- Genre: Travel / documentary
- Created by: Tuukka Tiensuu Arman Alizad
- Starring: Arman Alizad
- Country of origin: Finland
- Original languages: Finnish English
- No. of seasons: 2
- No. of episodes: 20

Production
- Running time: 24 minutes

Original release
- Network: Jim BBC Knowledge Extreme Sports Channel
- Release: 2009 – 2010

= Kill Arman =

Finnish television series

Kill Arman is a reality/documentary TV series about martial arts, created by Tuukka Tiensuu and Arman Alizad, and hosted by Alizad. The series was first broadcast in Finland in 2009. Currently, two seasons have been filmed and the series is airing in over 100 countries worldwide.

== Synopsis ==

Arman Alizad is a tailor and a fashion reporter, who has not engaged in physical activity in over 20 years. But in Kill Arman, he has to travel to exotic locations around the world, train a different martial art in every episode, and finally fight a master of that martial art.
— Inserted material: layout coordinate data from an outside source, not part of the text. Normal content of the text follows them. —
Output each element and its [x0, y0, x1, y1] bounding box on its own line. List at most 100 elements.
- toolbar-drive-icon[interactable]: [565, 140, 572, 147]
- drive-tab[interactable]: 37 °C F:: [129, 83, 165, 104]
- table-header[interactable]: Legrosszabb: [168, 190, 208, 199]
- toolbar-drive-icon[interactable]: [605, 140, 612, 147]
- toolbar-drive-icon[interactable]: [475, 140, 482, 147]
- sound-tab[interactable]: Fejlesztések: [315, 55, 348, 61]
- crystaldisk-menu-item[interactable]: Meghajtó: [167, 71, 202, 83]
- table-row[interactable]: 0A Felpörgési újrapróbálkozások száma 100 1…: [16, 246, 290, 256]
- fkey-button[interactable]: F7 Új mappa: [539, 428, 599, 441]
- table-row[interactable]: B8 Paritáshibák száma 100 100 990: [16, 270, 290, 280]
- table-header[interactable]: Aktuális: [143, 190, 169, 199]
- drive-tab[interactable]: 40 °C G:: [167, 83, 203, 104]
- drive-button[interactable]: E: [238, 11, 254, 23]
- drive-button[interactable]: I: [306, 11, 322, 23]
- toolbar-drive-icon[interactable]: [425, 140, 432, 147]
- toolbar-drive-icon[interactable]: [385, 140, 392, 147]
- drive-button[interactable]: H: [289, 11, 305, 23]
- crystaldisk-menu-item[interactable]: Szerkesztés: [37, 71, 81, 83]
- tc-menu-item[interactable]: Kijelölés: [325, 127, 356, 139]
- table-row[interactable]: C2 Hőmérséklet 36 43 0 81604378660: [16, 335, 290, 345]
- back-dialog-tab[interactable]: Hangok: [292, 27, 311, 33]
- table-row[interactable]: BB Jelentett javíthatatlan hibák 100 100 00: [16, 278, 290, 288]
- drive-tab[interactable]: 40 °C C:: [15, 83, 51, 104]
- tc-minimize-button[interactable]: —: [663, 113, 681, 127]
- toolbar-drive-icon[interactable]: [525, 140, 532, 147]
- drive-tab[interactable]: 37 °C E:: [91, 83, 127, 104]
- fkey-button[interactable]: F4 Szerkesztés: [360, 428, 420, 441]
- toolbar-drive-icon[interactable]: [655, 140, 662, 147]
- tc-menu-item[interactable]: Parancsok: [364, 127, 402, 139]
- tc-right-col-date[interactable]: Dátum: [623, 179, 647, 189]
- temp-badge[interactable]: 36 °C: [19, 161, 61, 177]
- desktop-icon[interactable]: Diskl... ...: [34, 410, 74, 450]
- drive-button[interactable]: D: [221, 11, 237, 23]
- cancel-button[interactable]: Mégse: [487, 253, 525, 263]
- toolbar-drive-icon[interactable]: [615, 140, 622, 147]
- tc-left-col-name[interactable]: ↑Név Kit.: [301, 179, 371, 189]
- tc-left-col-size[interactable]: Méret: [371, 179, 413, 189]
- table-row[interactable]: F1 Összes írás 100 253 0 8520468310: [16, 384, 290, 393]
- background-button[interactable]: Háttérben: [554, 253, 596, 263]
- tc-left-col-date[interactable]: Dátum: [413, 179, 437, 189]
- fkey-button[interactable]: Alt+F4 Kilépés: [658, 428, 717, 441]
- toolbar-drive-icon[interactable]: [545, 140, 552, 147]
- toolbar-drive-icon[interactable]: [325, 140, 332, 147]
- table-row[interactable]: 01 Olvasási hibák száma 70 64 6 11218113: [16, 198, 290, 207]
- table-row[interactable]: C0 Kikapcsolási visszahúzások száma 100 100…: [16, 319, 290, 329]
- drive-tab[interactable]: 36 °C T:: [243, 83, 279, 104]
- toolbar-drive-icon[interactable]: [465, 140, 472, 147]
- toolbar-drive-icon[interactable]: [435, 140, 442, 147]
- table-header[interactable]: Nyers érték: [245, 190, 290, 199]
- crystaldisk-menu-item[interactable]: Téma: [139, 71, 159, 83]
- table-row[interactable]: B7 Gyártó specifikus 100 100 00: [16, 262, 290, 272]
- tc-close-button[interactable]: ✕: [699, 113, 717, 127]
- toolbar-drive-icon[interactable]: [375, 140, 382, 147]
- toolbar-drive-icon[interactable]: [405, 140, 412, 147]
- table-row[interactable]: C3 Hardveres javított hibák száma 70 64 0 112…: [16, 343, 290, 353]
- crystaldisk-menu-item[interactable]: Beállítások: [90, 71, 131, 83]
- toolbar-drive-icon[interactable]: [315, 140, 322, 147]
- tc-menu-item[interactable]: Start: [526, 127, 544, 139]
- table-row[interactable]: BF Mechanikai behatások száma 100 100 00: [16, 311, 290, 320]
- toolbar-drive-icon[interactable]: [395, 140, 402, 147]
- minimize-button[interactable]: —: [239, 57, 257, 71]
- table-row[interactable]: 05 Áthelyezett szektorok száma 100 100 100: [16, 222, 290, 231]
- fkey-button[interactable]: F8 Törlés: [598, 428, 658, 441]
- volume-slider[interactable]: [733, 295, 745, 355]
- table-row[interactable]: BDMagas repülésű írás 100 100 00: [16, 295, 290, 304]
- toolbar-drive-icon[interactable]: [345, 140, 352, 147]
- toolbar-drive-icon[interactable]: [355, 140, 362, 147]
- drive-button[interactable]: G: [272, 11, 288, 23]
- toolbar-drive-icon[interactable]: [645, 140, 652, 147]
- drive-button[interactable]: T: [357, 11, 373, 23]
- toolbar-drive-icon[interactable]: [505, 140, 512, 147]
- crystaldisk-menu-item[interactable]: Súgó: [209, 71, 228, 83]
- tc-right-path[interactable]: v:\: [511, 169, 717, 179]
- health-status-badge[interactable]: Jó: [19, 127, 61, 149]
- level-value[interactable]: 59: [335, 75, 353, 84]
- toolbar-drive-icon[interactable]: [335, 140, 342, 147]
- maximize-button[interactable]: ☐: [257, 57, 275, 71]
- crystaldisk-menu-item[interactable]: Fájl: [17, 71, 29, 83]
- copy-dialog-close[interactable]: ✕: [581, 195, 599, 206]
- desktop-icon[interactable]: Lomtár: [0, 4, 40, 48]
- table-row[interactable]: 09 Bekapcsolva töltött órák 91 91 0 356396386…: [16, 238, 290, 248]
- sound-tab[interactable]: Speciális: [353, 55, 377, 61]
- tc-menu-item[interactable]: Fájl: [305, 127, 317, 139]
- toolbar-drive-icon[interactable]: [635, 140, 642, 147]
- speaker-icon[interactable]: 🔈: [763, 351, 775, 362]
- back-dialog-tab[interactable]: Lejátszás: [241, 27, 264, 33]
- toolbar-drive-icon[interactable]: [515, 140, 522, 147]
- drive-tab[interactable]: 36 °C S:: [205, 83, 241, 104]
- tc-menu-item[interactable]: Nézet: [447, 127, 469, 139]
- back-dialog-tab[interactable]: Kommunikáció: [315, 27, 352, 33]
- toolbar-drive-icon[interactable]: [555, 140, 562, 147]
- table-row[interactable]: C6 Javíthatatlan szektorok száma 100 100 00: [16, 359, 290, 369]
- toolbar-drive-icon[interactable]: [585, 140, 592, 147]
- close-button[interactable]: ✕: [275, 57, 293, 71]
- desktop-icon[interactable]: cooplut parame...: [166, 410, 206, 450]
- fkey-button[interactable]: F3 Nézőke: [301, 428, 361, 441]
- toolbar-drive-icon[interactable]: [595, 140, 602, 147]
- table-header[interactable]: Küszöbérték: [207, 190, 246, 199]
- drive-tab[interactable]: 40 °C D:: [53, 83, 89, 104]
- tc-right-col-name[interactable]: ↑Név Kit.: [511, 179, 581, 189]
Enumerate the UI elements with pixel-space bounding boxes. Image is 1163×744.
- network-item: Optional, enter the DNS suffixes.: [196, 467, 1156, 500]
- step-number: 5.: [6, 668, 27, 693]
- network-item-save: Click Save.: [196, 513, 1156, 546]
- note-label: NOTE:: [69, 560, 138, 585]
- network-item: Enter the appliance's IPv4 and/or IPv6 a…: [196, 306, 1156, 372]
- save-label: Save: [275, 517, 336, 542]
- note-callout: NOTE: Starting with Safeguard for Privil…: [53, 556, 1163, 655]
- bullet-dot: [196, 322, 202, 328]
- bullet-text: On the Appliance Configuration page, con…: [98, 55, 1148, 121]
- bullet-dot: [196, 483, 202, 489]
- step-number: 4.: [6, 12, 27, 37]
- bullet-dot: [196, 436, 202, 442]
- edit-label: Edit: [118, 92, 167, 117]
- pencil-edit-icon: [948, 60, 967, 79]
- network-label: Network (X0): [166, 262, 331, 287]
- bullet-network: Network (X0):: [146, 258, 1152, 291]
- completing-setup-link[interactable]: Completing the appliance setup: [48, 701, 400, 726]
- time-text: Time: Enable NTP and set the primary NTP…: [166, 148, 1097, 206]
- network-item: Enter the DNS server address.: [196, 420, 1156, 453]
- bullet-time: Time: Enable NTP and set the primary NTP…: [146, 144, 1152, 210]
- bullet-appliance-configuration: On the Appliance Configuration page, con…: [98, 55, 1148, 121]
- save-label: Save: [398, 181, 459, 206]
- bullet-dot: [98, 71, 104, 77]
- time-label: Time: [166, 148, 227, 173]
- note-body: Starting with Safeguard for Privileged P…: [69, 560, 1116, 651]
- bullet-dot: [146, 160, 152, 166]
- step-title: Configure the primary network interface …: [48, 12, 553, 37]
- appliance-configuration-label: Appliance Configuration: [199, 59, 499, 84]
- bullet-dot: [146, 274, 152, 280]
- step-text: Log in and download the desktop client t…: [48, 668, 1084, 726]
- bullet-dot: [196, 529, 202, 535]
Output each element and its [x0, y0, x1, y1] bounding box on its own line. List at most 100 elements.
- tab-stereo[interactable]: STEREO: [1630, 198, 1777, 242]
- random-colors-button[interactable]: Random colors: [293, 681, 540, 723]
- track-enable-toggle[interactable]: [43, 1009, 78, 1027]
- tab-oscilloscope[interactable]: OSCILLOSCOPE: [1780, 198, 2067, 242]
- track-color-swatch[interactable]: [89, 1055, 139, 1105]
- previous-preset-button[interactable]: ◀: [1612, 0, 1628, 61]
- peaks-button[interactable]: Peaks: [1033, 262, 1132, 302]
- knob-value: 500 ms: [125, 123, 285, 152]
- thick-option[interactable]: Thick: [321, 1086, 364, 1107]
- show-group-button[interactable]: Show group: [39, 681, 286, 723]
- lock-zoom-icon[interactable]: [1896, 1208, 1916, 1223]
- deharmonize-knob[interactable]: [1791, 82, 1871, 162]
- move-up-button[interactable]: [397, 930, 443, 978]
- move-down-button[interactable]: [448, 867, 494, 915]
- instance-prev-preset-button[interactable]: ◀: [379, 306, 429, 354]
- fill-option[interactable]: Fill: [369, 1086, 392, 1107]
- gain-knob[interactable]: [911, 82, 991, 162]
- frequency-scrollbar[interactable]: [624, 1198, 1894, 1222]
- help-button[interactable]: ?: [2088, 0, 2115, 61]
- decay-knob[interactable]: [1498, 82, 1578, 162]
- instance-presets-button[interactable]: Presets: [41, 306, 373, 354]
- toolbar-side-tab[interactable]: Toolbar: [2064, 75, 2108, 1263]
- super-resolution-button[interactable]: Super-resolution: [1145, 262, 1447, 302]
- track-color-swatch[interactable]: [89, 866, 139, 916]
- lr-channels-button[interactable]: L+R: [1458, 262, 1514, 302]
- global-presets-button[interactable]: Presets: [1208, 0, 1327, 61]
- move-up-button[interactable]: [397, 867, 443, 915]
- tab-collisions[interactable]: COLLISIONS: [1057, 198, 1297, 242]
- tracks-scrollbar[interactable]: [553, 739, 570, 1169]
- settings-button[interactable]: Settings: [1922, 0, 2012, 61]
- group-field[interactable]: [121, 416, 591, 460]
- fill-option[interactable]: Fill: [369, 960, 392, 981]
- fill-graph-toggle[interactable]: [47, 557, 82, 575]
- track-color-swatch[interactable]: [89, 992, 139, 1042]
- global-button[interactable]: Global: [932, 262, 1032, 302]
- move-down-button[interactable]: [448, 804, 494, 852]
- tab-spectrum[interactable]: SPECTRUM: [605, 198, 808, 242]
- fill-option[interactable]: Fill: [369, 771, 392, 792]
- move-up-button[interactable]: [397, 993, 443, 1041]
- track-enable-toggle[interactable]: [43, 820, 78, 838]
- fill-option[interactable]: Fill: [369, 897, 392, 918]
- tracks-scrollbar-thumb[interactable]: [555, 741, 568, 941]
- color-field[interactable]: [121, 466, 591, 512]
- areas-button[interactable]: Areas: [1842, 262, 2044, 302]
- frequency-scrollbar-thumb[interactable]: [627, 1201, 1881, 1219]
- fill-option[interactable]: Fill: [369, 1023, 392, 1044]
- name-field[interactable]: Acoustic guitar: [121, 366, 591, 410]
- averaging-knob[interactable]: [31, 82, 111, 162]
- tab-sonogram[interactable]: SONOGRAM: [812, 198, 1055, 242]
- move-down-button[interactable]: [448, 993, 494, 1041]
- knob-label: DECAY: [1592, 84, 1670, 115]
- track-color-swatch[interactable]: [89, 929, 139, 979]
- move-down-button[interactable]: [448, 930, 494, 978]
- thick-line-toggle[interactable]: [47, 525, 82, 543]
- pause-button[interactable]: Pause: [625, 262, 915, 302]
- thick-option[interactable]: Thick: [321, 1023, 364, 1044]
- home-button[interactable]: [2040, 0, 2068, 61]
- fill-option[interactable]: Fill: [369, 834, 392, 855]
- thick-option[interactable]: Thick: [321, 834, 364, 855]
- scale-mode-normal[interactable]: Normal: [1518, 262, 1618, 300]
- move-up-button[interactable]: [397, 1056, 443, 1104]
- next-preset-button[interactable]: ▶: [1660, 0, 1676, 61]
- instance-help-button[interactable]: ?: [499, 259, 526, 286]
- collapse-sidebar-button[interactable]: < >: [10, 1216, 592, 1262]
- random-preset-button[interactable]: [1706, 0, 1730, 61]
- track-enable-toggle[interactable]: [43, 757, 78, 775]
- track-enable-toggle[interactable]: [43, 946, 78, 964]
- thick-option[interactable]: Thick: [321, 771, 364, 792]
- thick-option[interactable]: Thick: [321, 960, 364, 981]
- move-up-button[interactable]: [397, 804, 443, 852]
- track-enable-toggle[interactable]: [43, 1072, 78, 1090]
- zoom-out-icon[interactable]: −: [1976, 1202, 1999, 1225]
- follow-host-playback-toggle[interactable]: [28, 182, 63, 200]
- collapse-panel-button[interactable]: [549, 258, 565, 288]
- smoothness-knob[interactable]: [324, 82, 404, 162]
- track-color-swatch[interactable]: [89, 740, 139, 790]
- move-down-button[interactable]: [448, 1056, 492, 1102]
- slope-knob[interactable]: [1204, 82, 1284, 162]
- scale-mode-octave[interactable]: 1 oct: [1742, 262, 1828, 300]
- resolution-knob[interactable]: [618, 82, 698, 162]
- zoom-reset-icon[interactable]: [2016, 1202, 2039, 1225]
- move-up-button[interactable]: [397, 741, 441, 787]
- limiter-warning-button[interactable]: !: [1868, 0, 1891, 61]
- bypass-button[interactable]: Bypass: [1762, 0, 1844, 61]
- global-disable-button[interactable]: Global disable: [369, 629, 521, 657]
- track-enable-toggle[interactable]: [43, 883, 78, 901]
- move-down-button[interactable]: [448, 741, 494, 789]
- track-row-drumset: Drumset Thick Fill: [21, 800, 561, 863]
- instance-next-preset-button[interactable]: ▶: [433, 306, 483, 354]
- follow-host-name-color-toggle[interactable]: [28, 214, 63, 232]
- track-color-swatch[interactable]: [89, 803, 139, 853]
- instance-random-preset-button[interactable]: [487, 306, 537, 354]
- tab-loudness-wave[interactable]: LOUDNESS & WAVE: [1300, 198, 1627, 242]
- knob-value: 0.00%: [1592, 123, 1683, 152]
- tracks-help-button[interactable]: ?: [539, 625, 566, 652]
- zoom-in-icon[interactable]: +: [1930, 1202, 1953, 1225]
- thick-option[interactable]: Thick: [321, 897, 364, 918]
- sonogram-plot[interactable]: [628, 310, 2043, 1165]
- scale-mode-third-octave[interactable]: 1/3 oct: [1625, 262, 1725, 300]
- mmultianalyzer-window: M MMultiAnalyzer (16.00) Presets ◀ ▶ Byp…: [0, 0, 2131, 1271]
The physical and mental challenges make Alizad question his own belief systems, and he finds whole new sides to himself.

== Cast and characters ==

Along with the host, Arman Alizad, the episodes have many famous martial arts masters mentoring Alizad. These masters include for example Leung Ting, Leo Gaje, Martin Kampmann, Ray Sefo and Amin Asikainen.

== Production ==

Kill Arman is a co-production between Rabbit Films, Armanin Maailma and Jim. The series was created by Arman Alizad and Tuukka Tiensuu. Tiensuu is also the director of the series.

== Awards and nominations ==

In 2010, Kill Arman was nominated for the Best Finnish TV show of the year in Venla-gaala.

==Distribution==

Kill Arman is distributed in Finland by Jim. Internationally it is distributed by DRG. It airs in several dozen TV networks around the world, including the BBC.